Every wolf in the pack.
Oh, God.
They would know. The entire pack would know what had happened. They would smell him on me. They would see the mark. And they would never, ever believe that I hadn't asked for it, hadn't schemed for it, hadn't somehow tricked the Alpha into claiming me during his moment of weakness.
A hybrid. Marked by the Alpha.
It was either a miracle or a catastrophe. And I had a sinking feeling I knew which one the pack would choose.
Footsteps in the corridor. Voices — the healers, finally, searching for their Alpha. I tried to push Kane off me, but he was too heavy, dead weight, and my limbs were weak from the marking, trembling and useless.
The door — which had swung half-shut — banged open.
Darius stood in the doorway. The Beta's eyes went wide as he took in the scene: his Alpha unconscious on the floor, blood on his mouth, and me — the hybrid kitchen girl — pinned beneath him with a fresh mate mark blazing silver on my neck.
"Moon Goddess," Darius breathed.
Behind him, I heard gasps. More pack members. More witnesses. The news would spread through the compound like wildfire. By morning, everyone would know.
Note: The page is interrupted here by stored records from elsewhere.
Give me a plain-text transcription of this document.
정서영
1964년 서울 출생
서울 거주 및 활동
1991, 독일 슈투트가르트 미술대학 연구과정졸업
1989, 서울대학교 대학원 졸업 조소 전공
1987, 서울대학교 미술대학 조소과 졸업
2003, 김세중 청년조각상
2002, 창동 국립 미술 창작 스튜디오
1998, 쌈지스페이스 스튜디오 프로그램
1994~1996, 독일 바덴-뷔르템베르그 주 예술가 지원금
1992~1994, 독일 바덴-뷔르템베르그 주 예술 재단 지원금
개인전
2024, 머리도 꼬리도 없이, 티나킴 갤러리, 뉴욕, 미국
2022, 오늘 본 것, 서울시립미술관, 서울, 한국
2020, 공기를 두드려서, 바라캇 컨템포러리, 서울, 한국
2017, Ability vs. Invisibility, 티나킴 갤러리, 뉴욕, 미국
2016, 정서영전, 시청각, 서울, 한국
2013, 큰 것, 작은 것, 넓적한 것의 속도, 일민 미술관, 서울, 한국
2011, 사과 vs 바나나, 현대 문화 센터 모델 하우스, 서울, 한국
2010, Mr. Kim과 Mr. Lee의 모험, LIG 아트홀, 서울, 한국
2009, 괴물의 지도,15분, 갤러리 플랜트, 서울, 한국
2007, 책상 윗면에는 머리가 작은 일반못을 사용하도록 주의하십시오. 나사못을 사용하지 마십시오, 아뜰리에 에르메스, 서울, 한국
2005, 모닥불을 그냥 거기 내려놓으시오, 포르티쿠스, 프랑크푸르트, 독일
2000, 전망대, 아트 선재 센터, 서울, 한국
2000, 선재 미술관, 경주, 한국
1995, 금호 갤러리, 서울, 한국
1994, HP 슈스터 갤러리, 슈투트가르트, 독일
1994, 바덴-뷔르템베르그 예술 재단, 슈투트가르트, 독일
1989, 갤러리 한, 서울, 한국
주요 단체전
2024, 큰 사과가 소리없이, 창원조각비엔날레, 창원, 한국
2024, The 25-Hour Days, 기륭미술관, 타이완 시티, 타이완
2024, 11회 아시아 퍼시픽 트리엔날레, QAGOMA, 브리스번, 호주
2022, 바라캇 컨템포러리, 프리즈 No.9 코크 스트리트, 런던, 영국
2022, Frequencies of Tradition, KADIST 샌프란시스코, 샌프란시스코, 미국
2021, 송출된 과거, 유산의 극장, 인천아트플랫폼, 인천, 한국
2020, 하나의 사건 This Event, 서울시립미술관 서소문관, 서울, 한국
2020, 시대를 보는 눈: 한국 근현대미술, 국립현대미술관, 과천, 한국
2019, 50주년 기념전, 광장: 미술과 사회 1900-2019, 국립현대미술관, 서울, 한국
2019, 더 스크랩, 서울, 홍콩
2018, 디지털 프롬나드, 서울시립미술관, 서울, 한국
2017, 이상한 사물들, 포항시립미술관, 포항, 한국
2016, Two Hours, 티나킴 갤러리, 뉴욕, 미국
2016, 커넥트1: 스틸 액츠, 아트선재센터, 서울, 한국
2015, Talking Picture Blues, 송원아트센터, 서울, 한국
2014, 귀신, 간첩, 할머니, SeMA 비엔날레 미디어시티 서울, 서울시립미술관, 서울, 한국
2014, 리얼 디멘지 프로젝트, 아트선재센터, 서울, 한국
Darius moved fast. He pulled Kane off me — gently, carefully — and shouted for the healers. Someone threw a blanket over me. Someone else was asking me questions I couldn't hear. The world had gone muffled and distant, like I was underwater.
I touched the mark on my neck.
It was still warm. Still glowing. And beneath my fingers, it pulsed with a steady, unstoppable rhythm.
*His* heartbeat. I could feel it through the bond. Kane's heart, beating in time with mine.
The Alpha had marked me.
And nothing — absolutely nothing — would ever be the same again.
* * *
They carried Kane away to the healer's hut. Someone helped me to my feet, wrapped the blanket tighter around my shoulders. I didn't look at any of them. I couldn't. All I could do was press my hand to the mark on my neck and feel his heartbeat — steady now, calm now — pulsing through the bond like a promise I hadn't asked for and didn't know how to keep.